Hoewel de afspraken in een arbeidsvoorwaardenregeling dezelfde inhoud kunnen hebben als in een cao, blijft de arbeidsvoorwaardenregeling arbeidsrechtelijk een eenzijdig vastgelegde regeling die formeel-juridisch gesproken ook weer eenzijdig aangepast kan worden, ook wanneer de ondernemingsraad hier niet mee akkoord zou gaan. Een werkgever die is gebonden aan een cao kan daarentegen niet zonder meer afwijken van de gemaakte afspraken.
Onderhandelen over een cao is vanuit inhoudelijk perspectief niet anders dan onderhandelen over een arbeidsvoorwaardenregeling. Zowel het onderhandelen over een cao als over een arbeidsvoorwaardenregeling vergt expertise aan beide kanten van de onderhandelingstafel. In beide gevallen kan sprake zijn van monnikenwerk, maar werkgevers en vakorganisaties zijn hier doorgaans beter voor toegerust dan de ondernemingsraad, zie ook vraag 8. De Wet op de ondernemingsraden voorziet overigens reeds in de mogelijkheid van het inhuren van externe deskundigheid om de ondernemingsraad bij te staan. Dit gebeurt op kosten van de ondernemer. Een onderzoek naar ervaren belemmeringen ligt niet in de rede.
Een ondernemingsraad kan, eventueel bijgestaan door externe deskundigen, weliswaar goed in staat zijn onderhandelingen te voeren. Dat neemt echter niet weg dat ondernemingsraadleden altijd in een hiërarchische verhouding staan tot de werkgever. Dit in tegenstelling tot de vakorganisaties die zich onafhankelijk van de werkgever kunnen opstellen zonder gevolgen voor hun positie. Dat kan tijdens onderhandelingen van grote invloed zijn. Andere argumenten voor het inschakelen van vakorganisaties kunnen zijn: professionaliteit, specifieke deskundigheid en een brede(re) blik op ontwikkelingen.

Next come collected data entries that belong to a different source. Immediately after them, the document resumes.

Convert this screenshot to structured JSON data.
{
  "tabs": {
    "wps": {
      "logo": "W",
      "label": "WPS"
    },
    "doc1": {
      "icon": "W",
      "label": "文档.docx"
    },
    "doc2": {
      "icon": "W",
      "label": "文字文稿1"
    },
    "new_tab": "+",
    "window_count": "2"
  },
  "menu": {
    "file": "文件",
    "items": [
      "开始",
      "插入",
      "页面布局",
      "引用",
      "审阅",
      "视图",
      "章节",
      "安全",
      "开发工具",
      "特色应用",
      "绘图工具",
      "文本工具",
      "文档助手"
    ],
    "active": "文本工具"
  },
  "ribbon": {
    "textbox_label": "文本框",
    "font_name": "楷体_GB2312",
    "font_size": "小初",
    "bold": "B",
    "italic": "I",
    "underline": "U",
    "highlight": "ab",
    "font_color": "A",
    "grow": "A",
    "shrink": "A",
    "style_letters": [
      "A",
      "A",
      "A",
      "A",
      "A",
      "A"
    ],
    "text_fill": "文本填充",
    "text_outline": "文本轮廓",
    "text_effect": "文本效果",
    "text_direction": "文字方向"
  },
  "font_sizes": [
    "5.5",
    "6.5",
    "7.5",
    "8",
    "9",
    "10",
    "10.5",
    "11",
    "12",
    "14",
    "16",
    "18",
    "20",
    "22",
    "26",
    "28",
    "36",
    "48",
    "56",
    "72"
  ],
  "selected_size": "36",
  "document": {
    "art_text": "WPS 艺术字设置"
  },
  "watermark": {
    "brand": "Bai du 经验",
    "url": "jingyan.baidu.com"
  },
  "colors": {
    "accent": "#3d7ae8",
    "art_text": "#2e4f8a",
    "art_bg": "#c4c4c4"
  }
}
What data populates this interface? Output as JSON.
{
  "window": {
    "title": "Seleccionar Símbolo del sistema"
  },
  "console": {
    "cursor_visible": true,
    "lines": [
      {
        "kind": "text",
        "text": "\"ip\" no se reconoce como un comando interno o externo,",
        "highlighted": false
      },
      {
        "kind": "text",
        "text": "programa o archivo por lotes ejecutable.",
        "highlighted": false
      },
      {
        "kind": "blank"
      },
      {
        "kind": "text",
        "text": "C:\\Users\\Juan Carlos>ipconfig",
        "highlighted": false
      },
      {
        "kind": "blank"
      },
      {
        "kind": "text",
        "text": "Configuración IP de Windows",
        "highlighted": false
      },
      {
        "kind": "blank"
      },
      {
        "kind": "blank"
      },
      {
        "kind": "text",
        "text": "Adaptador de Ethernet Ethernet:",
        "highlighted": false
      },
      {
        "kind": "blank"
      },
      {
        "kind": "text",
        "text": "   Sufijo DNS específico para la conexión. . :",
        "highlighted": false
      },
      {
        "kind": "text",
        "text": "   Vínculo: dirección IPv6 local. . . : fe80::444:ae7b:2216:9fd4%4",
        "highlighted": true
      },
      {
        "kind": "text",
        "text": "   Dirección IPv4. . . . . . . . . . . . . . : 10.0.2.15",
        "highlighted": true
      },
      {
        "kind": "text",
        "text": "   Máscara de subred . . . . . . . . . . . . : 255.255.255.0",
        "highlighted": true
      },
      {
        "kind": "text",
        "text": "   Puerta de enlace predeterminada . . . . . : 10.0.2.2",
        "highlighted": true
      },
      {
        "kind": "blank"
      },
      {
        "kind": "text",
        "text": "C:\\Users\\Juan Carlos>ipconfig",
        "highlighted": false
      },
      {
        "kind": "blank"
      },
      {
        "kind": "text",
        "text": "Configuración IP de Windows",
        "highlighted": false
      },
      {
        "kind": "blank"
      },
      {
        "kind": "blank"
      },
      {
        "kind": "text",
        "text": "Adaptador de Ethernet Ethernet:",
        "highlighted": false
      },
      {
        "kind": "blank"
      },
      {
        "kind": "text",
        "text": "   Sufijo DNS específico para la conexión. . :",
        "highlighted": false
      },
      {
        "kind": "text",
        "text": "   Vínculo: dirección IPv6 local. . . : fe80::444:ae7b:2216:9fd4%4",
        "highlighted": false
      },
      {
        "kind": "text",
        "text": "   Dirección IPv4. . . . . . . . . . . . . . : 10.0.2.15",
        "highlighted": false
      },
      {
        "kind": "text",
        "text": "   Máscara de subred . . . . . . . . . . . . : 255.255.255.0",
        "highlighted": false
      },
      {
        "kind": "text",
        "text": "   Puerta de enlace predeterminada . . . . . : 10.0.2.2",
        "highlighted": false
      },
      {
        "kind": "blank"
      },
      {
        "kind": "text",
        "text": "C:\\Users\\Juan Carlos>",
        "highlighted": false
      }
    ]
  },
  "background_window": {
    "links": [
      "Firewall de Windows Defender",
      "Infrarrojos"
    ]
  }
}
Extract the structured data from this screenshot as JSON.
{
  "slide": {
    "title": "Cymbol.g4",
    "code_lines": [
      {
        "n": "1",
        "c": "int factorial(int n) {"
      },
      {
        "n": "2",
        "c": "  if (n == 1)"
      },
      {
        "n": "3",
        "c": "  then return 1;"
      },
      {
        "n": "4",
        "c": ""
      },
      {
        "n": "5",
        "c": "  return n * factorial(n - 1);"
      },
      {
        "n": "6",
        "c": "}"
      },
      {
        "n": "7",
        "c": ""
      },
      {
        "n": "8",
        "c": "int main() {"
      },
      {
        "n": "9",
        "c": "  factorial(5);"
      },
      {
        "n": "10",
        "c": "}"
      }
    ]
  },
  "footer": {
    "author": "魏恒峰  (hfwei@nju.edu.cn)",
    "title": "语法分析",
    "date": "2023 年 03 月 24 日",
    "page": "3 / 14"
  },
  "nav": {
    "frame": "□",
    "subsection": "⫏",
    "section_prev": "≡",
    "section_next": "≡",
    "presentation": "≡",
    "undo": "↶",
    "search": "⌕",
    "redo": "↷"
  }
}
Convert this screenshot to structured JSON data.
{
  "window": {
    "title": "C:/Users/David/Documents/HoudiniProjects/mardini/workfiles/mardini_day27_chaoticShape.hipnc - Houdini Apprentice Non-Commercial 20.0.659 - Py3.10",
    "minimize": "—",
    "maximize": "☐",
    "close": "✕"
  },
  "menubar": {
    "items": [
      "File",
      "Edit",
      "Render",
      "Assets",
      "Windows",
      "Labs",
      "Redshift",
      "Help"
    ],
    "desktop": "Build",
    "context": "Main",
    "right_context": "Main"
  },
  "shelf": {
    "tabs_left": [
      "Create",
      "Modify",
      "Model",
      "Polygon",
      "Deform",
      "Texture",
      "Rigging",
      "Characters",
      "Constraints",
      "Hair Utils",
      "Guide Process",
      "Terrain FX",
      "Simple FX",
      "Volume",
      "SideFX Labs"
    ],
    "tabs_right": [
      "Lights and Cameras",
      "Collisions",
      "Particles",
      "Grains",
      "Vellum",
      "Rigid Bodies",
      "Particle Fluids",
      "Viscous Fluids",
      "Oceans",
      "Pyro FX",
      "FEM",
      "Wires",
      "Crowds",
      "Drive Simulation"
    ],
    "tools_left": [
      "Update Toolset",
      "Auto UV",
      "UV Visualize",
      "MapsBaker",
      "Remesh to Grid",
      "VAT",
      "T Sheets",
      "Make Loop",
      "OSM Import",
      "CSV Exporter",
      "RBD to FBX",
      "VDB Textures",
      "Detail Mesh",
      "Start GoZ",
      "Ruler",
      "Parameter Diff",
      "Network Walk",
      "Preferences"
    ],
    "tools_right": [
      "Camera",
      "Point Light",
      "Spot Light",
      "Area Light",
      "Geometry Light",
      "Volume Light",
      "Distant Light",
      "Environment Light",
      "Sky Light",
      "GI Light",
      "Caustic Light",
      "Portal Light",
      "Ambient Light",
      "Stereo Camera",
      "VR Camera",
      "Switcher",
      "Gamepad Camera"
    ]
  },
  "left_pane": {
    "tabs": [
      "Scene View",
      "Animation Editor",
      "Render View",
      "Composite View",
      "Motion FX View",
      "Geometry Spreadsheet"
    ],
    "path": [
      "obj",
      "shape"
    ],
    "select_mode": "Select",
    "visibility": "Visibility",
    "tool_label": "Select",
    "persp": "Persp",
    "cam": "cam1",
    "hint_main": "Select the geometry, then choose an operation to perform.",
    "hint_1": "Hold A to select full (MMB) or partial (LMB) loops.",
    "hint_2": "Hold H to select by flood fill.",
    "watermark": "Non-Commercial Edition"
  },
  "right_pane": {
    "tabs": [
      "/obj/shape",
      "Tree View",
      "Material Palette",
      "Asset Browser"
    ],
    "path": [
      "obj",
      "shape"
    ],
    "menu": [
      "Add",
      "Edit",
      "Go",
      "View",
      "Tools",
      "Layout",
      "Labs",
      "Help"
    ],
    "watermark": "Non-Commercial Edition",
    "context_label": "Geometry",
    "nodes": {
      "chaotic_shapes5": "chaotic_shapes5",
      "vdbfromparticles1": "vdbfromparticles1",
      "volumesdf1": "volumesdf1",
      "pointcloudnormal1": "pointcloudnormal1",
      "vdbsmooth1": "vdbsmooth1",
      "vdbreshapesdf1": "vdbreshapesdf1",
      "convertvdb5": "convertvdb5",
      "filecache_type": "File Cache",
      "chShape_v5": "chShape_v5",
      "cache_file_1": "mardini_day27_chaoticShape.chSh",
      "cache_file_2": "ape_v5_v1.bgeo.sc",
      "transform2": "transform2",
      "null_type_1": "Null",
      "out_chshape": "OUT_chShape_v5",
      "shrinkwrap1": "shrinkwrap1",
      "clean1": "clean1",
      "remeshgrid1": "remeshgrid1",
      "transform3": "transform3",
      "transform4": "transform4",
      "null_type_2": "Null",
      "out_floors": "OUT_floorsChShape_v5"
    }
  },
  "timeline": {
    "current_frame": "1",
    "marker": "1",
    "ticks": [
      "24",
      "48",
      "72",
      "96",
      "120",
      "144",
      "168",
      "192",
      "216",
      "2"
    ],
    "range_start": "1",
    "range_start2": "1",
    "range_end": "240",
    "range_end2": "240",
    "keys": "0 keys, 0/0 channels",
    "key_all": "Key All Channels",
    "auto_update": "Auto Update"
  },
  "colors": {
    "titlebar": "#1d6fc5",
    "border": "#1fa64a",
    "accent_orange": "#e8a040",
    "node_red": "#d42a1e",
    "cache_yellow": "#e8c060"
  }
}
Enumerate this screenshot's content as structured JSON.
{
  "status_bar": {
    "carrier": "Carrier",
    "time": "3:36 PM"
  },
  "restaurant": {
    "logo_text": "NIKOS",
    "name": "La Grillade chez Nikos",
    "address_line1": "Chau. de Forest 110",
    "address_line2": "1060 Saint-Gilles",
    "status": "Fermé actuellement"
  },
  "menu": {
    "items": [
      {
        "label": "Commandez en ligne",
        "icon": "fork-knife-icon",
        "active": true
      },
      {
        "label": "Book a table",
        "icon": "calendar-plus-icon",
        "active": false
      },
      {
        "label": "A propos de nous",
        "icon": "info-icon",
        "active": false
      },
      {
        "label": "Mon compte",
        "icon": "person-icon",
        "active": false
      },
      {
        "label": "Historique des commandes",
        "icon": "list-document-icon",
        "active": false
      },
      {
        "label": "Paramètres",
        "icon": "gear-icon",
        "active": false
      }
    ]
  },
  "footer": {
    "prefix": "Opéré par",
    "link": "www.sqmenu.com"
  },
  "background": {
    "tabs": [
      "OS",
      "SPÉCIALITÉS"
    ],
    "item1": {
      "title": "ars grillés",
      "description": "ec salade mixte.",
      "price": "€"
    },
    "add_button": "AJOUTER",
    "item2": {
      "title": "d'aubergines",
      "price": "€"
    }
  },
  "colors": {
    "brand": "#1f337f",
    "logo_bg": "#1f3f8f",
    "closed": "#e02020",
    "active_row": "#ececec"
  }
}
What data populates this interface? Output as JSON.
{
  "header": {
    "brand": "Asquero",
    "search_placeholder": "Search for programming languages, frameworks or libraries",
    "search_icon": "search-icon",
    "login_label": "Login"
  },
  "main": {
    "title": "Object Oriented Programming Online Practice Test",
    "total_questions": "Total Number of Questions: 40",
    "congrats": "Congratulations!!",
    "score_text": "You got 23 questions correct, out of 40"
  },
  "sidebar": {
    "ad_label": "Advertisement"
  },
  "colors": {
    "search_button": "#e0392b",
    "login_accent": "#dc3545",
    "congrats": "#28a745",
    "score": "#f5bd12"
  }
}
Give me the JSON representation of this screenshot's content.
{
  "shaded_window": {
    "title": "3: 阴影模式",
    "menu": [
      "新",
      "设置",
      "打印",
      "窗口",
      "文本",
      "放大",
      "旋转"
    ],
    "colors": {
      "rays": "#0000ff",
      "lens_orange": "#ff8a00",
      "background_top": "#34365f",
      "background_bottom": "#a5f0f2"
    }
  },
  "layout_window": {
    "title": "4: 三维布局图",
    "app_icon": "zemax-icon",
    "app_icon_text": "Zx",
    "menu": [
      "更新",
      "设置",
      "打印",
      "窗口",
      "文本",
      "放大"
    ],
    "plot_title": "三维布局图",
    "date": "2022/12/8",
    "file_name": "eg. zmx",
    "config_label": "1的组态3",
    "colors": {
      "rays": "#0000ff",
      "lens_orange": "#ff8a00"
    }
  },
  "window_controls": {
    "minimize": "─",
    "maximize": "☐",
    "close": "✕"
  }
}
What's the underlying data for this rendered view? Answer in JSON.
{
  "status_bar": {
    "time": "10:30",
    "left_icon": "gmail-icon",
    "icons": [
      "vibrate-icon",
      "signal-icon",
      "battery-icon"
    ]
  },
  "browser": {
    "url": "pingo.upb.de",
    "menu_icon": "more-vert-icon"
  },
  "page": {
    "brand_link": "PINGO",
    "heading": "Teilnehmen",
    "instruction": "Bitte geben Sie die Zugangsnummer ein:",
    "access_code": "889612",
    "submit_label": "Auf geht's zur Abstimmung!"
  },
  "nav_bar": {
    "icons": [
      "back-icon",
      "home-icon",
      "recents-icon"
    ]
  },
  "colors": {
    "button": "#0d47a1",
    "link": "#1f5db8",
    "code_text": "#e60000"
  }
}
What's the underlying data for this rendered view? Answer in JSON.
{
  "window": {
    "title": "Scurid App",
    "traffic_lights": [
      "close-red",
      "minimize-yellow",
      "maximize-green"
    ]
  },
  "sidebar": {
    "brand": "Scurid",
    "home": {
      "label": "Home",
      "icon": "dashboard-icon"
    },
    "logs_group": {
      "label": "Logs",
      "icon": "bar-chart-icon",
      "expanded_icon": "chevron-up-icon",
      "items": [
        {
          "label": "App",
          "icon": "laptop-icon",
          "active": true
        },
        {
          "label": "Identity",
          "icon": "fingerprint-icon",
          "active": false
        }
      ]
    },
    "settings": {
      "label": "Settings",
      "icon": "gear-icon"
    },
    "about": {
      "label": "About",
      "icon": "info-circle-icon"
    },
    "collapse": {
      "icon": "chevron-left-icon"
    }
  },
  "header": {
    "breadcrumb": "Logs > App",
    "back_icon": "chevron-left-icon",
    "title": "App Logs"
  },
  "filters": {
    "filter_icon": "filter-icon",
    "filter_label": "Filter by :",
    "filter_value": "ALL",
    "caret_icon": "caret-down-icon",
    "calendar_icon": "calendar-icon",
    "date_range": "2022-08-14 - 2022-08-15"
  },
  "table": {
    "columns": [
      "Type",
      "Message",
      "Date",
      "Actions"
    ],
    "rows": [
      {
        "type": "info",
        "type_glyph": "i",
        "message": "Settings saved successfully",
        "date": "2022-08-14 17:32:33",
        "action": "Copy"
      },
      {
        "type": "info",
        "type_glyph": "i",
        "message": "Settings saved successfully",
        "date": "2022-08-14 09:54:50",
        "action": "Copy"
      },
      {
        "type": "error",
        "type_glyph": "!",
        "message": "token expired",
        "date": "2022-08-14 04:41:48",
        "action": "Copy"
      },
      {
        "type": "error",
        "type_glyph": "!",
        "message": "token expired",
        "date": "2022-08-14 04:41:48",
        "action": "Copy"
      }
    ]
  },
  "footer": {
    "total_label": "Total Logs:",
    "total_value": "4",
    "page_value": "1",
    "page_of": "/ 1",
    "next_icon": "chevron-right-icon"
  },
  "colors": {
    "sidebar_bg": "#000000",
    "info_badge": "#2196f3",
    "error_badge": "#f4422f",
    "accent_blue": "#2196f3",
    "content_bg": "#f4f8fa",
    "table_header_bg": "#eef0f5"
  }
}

Als gezegd ga ik niet in op onderhandelingsposities van partijen, daarbij geschetste beelden, achterliggende strategieën of uitlatingen in de media na een mislukte onderhandeling.
Zie antwoord vraag 9.
Zie antwoord vraag 9.
Hierbij deel ik u mede dat de beantwoording van de Kamervragen van het lid Wiersma (VVD) over het bericht «Bom onder poldermodel leggen was geen vooropgezet plan» en «FNV vreest tweede «Jumbo-debacle» bij marktleider Albert Heijn», en «Meer cao’s zonder handtekening FNV?» niet binnen de gestelde termijn mogelijk is in verband met de (inmiddels) afgelopen zomervakantieperiode.